I was educated that one should not use contractions in writing unless it is in dialogue. For example: Joe did not want to tell his wife the truth. He knew it was just a chance for her to go into one of her famous fits, and he could not put up with that. Is the way to write instead of Joe didn't want to tell his wife the truth. He knew it was just a chance to go into one of her famous fits, and he couldn't put with that. Or does it not matter and up to individual choice?
I suppose it depends on the tone you are trying to set. If you are looking to come across as more formal the first one would be the way to go. If you want your readers to feel like you are spinning them a yarn then the more causual style of number two might be a better fit.
If I'm writing in first person, then it's pretty much all dialogue. Third person would be no contractions outside of dialogue. Second person would be the one where it may go either way?
I want to say I was taught it in a college class on grammar, but I can't remember. I know that if you're doing non-fiction, you do shouldn't use contractions.
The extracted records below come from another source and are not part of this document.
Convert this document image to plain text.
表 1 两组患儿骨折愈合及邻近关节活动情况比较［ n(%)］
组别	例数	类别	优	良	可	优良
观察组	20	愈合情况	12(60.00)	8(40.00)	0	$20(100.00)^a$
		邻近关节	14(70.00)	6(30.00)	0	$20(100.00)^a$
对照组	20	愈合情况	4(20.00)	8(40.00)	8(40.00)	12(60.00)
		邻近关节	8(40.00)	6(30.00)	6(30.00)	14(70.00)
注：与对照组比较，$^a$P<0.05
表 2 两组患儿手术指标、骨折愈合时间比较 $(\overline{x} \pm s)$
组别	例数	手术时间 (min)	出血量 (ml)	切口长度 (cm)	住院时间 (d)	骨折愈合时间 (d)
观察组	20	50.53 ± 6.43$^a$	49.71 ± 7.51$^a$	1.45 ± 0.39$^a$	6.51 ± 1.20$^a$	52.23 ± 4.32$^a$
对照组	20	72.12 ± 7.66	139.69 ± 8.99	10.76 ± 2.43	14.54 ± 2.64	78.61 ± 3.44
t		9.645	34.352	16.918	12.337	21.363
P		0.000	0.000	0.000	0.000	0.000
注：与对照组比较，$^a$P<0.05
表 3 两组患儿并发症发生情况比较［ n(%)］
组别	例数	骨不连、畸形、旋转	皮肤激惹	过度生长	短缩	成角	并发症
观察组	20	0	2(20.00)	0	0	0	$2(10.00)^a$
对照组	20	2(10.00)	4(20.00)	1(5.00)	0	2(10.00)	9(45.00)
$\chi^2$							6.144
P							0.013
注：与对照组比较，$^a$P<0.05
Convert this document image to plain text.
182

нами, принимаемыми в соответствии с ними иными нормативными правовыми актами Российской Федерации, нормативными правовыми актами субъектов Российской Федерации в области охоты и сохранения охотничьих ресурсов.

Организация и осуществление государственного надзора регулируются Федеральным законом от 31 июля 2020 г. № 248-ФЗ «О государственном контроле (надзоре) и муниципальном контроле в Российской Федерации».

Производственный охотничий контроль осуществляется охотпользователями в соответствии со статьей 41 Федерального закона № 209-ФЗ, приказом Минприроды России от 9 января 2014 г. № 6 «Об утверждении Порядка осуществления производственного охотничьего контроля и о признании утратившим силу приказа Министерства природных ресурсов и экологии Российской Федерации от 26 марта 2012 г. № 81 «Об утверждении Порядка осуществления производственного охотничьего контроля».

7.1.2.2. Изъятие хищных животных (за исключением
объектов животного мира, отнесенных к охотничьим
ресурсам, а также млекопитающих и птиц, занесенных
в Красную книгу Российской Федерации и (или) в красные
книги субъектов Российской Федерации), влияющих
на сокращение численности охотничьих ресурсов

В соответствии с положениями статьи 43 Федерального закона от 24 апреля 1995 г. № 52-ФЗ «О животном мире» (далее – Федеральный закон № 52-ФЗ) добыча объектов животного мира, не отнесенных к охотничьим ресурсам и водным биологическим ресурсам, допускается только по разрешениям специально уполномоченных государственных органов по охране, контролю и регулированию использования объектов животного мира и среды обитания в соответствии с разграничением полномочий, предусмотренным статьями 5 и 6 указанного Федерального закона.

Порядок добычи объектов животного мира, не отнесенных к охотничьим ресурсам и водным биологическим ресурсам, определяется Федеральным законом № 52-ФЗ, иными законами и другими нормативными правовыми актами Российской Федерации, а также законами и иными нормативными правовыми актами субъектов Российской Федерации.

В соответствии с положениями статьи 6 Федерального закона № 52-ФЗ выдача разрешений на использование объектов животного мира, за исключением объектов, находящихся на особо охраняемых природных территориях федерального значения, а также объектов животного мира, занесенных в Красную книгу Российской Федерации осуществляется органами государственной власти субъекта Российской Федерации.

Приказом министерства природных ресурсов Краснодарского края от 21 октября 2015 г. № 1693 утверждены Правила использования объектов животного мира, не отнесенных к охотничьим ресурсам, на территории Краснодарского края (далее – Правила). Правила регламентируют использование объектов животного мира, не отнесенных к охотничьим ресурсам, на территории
First/second/third person really doesn't have anything to do with what you're asking about. Any one of these three can be as formal or as informal as it needs to be. I've never heard of this as a rule, and I think if you look at any nonfiction book, you'll find plenty of contractions. I happen to be in a middle of reading a fairly serious nonfiction book, the type with all manner of footnotes and references ("Chief Engineer: Washington Roebling, the Man Who Built the Brooklyn Bridge"), opened it to the page where I left off, and the first sentence I happened to see reads "Only now was the terrible war coming to its close, those who'd fought it might think" -- not "who had."
We've come a ways since contractions were considered slang. There are certainly places where I would consider not using contractions, but it would be a matter of the tone I was trying to set, not a question of whether I was abiding by or straying from "the norm". I could be wildly off-base, but I suspect that unless you're writing in the style of a Regency Romance or something of the sort, most readers aren't even going to notice.
I never heard about this convention, but it would make sense if your narrator is being formal. If the narrator is an active part of the story, it would seem off though. Their narration would be taken as more conversational.